Mental condition wherein human beings see other human beings as filthy animals while seeing dogs as their brothers, sisters, or, most often, children. Condition may cause said persons to do the following:

- become filled with outrage when a dog is killed, even accidentally; however, when humans are killed or abused, they turn a blind eye to it.

- bring their dogs into restaurants and supermarkets and become outraged when told that their pet doesn't belong there, insisting it is "a member of their family" and that the store is discriminating against them.

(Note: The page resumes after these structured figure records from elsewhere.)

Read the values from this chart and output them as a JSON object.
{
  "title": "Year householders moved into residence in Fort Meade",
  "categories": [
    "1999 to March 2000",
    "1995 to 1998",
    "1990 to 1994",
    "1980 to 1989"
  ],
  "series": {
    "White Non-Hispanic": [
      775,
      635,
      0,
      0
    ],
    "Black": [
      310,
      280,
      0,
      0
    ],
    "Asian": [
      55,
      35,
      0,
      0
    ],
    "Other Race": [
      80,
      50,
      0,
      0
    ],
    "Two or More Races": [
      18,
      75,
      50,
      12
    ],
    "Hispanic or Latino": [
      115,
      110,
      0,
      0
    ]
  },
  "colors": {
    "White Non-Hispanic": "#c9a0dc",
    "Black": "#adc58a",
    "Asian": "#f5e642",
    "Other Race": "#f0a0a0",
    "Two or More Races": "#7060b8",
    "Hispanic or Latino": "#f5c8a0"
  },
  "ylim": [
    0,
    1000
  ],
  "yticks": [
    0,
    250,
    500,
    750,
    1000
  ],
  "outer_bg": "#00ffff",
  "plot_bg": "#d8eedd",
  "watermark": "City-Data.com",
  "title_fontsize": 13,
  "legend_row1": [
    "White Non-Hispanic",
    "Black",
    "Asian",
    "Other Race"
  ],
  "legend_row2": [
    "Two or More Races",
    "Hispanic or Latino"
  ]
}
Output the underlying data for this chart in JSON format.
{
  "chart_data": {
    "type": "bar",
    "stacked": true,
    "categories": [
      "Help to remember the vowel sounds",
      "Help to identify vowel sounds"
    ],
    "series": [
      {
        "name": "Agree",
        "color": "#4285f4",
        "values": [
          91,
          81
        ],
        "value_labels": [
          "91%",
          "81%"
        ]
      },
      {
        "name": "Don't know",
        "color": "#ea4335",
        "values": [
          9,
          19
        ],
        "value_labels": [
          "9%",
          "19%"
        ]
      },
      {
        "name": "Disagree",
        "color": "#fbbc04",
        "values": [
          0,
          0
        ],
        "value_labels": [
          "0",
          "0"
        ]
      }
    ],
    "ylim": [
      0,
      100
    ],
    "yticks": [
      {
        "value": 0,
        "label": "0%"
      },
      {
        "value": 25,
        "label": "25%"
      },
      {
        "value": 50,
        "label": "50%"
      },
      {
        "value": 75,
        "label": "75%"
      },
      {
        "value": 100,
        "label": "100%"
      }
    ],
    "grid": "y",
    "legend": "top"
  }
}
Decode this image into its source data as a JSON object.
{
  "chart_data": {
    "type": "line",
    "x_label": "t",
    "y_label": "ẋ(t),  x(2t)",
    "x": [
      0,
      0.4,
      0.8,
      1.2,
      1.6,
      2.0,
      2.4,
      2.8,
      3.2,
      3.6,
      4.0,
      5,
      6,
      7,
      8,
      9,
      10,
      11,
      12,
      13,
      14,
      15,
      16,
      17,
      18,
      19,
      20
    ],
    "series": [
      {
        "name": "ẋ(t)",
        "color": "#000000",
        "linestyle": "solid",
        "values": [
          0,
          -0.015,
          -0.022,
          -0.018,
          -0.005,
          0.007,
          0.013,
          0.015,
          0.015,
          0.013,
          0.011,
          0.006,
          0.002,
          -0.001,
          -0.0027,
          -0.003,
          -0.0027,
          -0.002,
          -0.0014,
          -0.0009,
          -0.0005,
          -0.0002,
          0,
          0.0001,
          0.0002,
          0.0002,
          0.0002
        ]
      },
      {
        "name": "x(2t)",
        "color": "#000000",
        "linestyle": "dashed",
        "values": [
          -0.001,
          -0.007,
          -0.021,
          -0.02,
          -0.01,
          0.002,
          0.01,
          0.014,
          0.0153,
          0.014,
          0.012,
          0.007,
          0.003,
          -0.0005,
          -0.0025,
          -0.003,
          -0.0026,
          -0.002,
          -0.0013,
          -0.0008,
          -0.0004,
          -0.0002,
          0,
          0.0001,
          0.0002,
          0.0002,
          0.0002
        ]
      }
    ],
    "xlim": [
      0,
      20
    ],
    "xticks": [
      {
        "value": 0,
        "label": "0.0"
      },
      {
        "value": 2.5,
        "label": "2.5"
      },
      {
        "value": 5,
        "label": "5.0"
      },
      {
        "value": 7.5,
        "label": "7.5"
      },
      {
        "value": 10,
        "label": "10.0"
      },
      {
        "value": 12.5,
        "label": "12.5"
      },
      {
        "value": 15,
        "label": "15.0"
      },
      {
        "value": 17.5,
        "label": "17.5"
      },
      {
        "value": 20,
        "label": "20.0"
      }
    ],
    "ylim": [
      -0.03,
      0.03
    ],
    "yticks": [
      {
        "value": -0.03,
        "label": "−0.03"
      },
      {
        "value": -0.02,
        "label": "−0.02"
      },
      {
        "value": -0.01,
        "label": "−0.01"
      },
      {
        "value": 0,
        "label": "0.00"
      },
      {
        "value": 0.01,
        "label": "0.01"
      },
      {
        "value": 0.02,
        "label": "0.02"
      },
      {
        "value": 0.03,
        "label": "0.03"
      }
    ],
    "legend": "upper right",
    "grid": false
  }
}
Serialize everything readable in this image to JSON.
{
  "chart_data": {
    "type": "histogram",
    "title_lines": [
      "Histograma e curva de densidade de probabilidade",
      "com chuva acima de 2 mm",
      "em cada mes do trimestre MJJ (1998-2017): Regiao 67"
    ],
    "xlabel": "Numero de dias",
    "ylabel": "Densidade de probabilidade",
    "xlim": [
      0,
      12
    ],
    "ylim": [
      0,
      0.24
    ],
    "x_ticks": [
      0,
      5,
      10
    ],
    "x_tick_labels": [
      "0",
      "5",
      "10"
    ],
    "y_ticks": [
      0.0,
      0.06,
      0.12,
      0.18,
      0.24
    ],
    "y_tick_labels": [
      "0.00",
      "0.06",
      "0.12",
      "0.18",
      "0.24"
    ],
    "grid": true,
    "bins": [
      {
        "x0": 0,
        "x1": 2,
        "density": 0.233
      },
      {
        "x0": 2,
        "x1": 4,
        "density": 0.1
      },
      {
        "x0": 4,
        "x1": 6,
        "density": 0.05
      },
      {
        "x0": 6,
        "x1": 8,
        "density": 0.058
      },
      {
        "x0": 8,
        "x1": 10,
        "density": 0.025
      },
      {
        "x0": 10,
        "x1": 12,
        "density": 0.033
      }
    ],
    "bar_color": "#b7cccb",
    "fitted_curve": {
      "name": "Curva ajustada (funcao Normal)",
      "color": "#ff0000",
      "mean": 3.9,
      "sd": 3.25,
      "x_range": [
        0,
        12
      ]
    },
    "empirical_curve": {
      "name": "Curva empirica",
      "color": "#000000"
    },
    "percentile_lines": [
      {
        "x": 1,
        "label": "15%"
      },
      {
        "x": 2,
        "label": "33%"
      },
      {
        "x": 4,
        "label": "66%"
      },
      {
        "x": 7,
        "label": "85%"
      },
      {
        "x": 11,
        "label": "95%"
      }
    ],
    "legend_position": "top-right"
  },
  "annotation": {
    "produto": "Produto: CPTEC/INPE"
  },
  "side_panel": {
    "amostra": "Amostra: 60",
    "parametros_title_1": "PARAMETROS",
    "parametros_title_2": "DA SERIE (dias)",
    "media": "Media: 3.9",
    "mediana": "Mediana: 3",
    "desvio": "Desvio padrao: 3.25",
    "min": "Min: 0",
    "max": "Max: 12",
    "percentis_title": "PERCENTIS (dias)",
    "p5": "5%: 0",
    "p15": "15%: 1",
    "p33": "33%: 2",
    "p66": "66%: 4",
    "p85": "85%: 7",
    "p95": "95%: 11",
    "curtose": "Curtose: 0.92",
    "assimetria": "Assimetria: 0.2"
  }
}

- pay thousands of dollars for their pets to have treatments for cancer, but bemoan human beings "running up huge hopsital bills for their family" when trying to survive cancer.

- make hilarious statements such as "I would rather heaven was full of dogs than people," not realizing that such would mean they wouldn't be there, either.

- feed their dog from their dinner table and even let the dog take stuff right off of their plate, but get mad if someone "breaches protocol" by eating with their fingers or putting their elbows on the table.

It is important to note that Canine Dysfunction is not limited to dog owners, but can also affect the owners of any other type of house pet, both common and uncommon, in a similar fashion with regard to their animal of choice.
Some woman with canine dysfunction was carrying her poodle around the grocery store and made a huge scene when she was told that only Seeing-Eye Dogs were allowed in the store. It only got more awkward when she declared that she and her "child" were leaving and would be talking to a lawyer about a discrimination suit.